Drug Policy



Whatever you might think of the Partnership for a Drug-Free America, there's no question that it produces memorable ads. It's just that the ads may not be remembered as intended.

Take the classic public service announcement from the 1980s in which an egg was cracked into a sizzling frying pan while the announcer said, "This is your brain on drugs. Any questions?" The spot was so vague, sweeping, and over the top that any thoughtful viewer had plenty of questions, starting with, "Huh?" The fried egg entered the culture not as a stark warning but as an object of ridicule. Soon you could buy T-shirts and posters showing a picture of someone's breakfast with captions like, "This is your brain on drugs with orange juice, bacon, and toast."

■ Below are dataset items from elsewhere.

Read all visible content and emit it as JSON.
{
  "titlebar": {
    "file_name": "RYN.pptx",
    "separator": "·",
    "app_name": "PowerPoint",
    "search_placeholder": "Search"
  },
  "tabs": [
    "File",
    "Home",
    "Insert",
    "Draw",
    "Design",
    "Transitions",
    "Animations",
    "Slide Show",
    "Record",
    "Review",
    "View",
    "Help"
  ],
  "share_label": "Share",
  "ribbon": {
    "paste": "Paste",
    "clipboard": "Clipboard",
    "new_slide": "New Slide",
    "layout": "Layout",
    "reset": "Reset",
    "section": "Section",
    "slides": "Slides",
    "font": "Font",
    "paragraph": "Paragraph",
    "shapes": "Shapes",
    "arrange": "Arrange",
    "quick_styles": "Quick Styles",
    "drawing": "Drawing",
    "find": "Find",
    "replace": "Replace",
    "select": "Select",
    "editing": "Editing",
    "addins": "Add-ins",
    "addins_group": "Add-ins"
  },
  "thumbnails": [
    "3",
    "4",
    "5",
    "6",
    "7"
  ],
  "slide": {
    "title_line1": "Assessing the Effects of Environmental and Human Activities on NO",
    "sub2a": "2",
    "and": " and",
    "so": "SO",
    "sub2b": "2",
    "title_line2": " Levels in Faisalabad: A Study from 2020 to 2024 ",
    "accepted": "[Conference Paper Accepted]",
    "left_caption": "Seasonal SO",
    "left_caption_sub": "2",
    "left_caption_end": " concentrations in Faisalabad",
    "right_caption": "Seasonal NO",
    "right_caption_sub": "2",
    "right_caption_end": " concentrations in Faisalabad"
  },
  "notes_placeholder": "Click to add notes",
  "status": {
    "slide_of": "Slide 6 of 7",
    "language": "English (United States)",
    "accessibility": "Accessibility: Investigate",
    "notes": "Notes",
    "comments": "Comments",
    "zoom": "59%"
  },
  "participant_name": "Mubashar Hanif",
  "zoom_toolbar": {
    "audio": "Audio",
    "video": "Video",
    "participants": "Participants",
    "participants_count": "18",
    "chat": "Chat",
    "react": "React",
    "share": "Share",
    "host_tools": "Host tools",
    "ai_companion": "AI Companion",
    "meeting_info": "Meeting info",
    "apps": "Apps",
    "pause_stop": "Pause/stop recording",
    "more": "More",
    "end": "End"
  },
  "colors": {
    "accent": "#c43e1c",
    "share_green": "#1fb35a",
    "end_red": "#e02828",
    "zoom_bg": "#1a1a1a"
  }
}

A similar fate may await the ads blaming drug users for abetting terrorists that were unveiled during this year's Super Bowl. It did not take long for the mocking to begin. The creators of the film Emperor of Hemp go after the Drug Enforcement Administration in a PSA parody, while the Libertarian Party targets drug czar John Walters in a print ad.

Try as they might to explain and justify the calumny against pot smokers and coke sniffers, the drug warriors have clearly gone over the top again. The rhetorical excess and logical weakness are so egregious that even supporters of the war on drugs have taken note. At least one anticipated just the sort of satirical responses that are beginning to appear.